Только после водочки с омаром стало по–настоящему приятно. Спроворив из хитрой комнатенки еще одну порцию (все на тарелочке: и водочка в рюмочке и омар на хлебушке), Сырцов выбрал для постоянного нахождения главный зал и, найдя тихий уголок, прислонился к стенке. Невидимый оркестр со старомодной добросовестностью выводил забыто–незабытый, рвущий душу и ласкающий ее же, ретро–вальс. Наборный паркет зала звал к танцу, но публике было не до танцев: стараясь особо не шуметь, она поглощала халяву. Но и это не сердило Сырцова (он уже опустошил тарелку). Музыка, как говорится, увела его далеко–далеко…
— Тебя сюда Смирнов прислал? — спросили близко–близко грубым голосом.
Рядом стоял в красивом белом смокинге, красивый, как бог, начальничек, дружок закадычный когда–то, подполковник милиции Леонид Махов. Стоял и улыбался, сволочь. Сырцов переложил опустевшую тарелку из правой руки в левую, в правой — пальцами большим и указательным — ощупал материю на смокинге. Ощупал и поинтересовался:
— Теперь такие клифты в милиции как форму выдают?
— Особо отличившимся, — подтвердил и уточнил Махов.

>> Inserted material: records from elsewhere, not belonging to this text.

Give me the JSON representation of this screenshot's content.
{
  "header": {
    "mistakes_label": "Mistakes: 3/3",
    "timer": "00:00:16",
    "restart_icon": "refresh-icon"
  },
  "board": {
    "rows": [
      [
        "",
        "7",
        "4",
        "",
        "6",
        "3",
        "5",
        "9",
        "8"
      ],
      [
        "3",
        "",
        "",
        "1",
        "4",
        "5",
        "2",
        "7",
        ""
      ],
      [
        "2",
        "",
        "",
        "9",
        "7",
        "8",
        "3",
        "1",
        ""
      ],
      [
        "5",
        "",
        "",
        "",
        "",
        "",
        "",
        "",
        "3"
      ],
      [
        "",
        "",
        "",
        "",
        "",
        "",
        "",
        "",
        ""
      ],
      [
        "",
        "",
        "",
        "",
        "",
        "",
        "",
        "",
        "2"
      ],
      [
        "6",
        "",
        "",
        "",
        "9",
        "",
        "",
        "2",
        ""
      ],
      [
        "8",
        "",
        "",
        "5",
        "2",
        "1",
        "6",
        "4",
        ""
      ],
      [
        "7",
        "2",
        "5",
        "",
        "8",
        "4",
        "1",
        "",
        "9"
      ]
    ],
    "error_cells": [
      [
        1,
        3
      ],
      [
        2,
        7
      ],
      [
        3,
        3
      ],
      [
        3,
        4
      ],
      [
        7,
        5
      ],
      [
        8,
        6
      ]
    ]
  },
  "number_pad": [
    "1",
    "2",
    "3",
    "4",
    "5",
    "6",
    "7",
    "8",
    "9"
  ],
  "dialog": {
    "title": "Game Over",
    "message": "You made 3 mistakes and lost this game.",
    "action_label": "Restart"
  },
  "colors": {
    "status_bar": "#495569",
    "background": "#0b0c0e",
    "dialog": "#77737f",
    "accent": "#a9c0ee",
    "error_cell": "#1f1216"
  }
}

— Особо отличаются у нас начальники. Ты еще на одну ступеньку влез, Леня?
— Нет еще…
— Но скоро влезешь, — продолжил за него Сырцов. — А Смирнов мешает, что ли?
— Смирнов слишком хорошо для нашего сурового времени, Жора. — Любил, любил неугомонного старичка полковник Махов, любил и жалел: — Рабское чувство справедливости когда–нибудь погубит его и, вероятней всего, очень скоро. Так ты на него работаешь?
— Отвали, — хрипло посоветовал Сырцов.
— Ты, я вижу, перестал меня бояться.
— А надо? Надо тебя бояться? Мне, Леня?
Сырцов резко, открыто резко перевел разговор на совсем другое. А Махов не хотел открытого боя, не нужен был ему открытый бой.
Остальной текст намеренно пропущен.